The two systems from above are equivalent. It means, that whatever is true for the first is true for the second. And vice versa. The exact coefficients don’t matter, the order of equations doesn’t matter. Nothing matters but the truth.
So if we do something with the equations that will not affect the truth, then the system will remain equivalent, right? Why don’t we then turn the left system into the right one in a few steps?
Solving linear system in this way is called Gaussian elimination. Or decomposition. Or factorization. I never realized the difference. I guess, if we operate on matrices and want to look smart then it’s the latter.
This method can be
n power 3. Which is, of course, better than
n power 4, but worse than
n power 2. Hey, most of the iterative algorithms I know have an iteration with that exact complexity!
And here comes the dilemma. Iterative algorithms are cheaper, but they rely on convergence. Direct algorithms are more complex, but they do it all in one run. So what should I pick?

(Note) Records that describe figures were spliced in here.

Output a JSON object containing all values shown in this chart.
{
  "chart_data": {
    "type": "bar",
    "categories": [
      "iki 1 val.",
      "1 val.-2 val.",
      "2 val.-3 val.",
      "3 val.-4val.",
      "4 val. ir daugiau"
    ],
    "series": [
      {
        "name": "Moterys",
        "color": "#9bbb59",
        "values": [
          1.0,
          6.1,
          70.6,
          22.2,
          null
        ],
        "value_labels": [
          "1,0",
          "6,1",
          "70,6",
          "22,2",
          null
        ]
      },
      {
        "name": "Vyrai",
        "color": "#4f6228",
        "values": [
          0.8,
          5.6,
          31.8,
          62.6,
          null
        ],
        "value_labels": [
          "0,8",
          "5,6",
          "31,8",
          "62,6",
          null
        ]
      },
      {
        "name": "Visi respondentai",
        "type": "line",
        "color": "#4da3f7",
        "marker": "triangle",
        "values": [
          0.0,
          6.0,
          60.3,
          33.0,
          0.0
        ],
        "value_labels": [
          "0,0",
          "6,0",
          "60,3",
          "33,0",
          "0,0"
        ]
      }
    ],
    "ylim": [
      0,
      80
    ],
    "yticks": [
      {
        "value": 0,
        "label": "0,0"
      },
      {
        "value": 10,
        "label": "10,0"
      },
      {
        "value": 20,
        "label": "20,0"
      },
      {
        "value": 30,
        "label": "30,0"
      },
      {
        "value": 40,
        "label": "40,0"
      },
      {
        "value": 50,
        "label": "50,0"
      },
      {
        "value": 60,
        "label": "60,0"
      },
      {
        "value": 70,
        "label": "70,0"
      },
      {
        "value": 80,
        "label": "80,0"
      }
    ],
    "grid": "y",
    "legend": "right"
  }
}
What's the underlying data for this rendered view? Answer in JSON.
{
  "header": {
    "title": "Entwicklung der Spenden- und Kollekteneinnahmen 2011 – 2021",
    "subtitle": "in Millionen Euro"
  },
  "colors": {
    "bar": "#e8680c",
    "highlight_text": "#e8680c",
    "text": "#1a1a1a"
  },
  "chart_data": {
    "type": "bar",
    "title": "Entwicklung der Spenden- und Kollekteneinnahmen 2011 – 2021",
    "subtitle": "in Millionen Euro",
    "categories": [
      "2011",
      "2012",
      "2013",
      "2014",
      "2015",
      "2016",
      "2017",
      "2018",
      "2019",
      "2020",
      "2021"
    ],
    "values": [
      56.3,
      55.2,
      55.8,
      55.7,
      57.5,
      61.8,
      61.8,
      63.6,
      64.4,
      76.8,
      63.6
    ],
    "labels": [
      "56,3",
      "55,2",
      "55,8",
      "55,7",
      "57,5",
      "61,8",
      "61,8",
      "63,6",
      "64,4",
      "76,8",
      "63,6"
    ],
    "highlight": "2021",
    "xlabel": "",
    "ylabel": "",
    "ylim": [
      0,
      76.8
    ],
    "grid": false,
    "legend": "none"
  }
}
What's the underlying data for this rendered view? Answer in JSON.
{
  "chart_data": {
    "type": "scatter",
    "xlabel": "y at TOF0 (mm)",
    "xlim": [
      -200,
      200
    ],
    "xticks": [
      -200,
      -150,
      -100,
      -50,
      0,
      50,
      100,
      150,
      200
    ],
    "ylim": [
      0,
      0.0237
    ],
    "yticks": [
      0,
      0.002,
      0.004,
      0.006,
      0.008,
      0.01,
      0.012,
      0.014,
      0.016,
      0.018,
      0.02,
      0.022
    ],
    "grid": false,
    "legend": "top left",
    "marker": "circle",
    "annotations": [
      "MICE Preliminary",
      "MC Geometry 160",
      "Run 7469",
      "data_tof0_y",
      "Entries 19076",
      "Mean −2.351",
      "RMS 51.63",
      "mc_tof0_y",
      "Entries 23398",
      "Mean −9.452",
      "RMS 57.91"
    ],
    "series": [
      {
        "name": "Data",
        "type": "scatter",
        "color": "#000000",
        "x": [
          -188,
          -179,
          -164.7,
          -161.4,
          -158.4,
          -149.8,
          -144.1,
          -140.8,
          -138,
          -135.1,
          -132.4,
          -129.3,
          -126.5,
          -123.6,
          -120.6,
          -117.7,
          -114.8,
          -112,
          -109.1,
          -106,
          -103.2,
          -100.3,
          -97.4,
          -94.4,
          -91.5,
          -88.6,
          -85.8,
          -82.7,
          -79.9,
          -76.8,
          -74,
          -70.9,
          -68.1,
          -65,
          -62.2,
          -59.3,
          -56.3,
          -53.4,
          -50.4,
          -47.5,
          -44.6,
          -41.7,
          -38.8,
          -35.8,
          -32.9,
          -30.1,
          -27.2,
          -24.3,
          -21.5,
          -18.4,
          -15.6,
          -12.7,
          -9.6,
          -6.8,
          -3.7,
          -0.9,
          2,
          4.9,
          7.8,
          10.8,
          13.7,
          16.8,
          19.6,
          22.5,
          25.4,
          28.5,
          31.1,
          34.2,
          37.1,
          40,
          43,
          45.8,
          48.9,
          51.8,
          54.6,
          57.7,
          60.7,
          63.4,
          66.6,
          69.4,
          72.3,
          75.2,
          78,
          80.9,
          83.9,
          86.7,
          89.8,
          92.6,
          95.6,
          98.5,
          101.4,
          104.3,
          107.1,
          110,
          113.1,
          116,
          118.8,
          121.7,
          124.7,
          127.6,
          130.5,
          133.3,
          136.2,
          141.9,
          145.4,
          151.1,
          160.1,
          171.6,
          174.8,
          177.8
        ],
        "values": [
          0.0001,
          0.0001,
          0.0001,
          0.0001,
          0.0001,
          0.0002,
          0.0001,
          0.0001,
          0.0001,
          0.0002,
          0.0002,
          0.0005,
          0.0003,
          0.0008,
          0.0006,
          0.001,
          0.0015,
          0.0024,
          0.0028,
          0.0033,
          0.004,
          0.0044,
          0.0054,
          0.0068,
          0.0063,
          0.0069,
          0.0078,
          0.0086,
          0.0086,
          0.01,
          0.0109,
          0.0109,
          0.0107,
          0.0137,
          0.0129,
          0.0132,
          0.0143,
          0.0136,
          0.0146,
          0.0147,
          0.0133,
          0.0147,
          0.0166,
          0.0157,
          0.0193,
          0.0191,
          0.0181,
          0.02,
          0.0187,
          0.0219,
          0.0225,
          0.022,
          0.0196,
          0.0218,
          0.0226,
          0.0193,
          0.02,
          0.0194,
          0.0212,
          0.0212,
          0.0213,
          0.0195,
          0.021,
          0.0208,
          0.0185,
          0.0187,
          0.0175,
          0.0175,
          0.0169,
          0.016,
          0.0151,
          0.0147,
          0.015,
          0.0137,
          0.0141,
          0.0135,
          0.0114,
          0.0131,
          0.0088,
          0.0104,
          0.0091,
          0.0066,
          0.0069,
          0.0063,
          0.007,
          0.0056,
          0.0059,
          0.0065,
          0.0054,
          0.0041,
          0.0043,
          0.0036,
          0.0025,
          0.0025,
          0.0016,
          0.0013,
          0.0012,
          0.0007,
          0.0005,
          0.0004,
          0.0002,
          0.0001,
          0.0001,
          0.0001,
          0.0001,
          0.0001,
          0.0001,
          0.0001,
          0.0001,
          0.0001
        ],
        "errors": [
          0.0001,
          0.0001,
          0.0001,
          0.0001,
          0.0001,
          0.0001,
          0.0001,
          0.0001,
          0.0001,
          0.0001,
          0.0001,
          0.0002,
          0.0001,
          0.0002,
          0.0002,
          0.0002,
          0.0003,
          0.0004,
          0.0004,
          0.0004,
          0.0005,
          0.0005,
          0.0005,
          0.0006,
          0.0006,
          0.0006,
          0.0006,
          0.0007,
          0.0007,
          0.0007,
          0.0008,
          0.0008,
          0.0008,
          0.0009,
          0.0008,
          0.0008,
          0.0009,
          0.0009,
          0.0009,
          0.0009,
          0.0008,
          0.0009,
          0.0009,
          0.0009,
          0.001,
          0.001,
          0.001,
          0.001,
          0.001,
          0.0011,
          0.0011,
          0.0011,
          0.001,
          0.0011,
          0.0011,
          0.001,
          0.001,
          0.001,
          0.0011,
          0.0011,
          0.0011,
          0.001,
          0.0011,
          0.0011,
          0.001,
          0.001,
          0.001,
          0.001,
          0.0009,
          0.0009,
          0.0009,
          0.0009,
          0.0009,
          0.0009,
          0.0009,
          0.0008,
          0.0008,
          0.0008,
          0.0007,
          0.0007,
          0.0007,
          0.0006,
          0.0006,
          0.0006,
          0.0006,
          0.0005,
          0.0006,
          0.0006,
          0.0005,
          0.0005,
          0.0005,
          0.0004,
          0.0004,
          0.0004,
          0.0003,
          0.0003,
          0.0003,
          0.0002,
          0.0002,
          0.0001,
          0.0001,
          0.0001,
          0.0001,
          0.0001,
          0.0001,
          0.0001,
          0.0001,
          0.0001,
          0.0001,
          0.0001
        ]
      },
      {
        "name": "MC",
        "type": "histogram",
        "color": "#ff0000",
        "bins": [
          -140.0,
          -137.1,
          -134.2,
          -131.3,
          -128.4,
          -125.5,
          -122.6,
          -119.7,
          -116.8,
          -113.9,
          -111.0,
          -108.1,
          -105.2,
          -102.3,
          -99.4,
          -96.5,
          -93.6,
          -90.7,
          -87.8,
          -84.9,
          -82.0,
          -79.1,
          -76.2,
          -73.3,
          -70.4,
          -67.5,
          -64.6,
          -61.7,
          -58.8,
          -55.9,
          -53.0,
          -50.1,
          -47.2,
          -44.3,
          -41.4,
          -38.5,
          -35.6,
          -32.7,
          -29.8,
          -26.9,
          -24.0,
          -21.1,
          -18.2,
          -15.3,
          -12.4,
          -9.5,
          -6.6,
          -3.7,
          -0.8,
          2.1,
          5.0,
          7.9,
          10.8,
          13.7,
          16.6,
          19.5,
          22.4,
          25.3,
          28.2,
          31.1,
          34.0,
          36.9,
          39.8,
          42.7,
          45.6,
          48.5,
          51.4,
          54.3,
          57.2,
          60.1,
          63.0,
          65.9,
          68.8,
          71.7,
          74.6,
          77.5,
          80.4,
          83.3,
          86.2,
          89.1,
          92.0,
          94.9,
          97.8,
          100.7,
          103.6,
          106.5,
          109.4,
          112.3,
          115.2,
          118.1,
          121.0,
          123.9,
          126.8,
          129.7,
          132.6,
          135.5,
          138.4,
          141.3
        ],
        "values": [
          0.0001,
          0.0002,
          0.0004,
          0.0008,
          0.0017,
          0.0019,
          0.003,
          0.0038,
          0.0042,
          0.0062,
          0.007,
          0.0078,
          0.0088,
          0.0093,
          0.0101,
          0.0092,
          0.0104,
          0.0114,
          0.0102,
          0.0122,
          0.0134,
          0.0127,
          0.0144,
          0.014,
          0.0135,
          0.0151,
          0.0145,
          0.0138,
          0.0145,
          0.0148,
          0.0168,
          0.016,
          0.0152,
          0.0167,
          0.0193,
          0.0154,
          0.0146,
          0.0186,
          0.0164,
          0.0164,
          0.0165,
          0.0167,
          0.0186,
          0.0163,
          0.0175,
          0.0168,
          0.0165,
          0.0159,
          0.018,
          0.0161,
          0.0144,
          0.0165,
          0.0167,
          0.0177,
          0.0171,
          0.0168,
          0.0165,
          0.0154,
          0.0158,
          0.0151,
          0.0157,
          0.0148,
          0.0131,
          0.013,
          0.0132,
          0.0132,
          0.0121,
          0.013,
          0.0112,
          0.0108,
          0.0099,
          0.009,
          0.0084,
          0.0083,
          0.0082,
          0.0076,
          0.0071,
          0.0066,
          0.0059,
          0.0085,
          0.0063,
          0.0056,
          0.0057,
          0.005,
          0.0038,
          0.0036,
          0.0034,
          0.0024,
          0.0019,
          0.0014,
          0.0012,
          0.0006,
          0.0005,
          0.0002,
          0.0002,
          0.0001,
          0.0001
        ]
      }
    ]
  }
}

Pick the one that fits your task. Exploit what you know about your systems. What do you know about your matrix? If it’s sparse, we have UV-decomposition and even Cholesky decomposition that both work efficiently on that. And if it’s triangular, you already have a half of decomposition done. If the matrix is diagonally dominant, then iterative methods such as Jacobi or Gauss-Seidel will probably work for you. And if you have a huge matrix, like with literally million equations, then you would usually have no option other than to use something iterative.
But sometimes you might want to pick a bad algorithm to achieve a good solution.
There is a primitive direct method for solving linear systems. It’s called Cramer’s rule and it’s practically awful. It has
O(n*n!) complexity, and stability problems, and it only works on perfectly specified matrices. But there is one case when it absolutely beats the crap out of rivals. And it’s static computation.
The thing is, it is not only direct, it’s explicit. It doesn’t have any conditions, it doesn’t have loops, it doesn’t have exit criteria or any counters. It’s basically a formula that grows with the dimension. I only wrote a piece of code that generalizes this formula in order to win some microseconds on small systems, but it turns out, modern compilers are extremely good in optimizing explicit computations. They can do pretty amazing things with it.
First of all. If you have your matrix and your vector both static — it will solve your system statically as well. This means completely at compile time, no run-time overhead apart from copying the answer from one place of RAM to registers.
This is explained in more details in Vastly Outperforming LAPACK with C++ Metaprogramming.
Maybe this looks just like a party trick. Not really practical. However, if you have a static matrix and a dynamic vector, it will still pre-compute a Cramer’s rule determinant and all the minors it can statically, so the run-time solution will be as cheap as possible. And solving semi-static problems is a common problem in practice.
For example, if you compute a ton of small spline patches in parametric space, then most of your matrices are static points of the singular cube. All the real numbers go to the vector. Or if you want to find an inverse matrix, then you do three solutions with the static basis vectors.
But that’s not all. Even if you don’t declare your matrix and vector static, but the compiler infers that some of their parts will never be touched, it can exploit this. If some of the untouched values are ones and zeroes, it can also use this to reduce a whole bunch of needless computation. Every time you build it with some particular semi-static data, it shortens the code using algebraic optimizations to make the most efficient solver for your task.
Of course, you can do everything it does with pen and paper. But why would you? The compiler does a respectable amount of algebraic optimization, which in explicit code turns into… the very same algebra you would do manually.
It does your algebra for you. How cool is that!
Thank you for reading this! I hope this was helpful and not too boring.
Oh, whom am I kidding? If linear algebra were not boring, they would have made a prequel to it.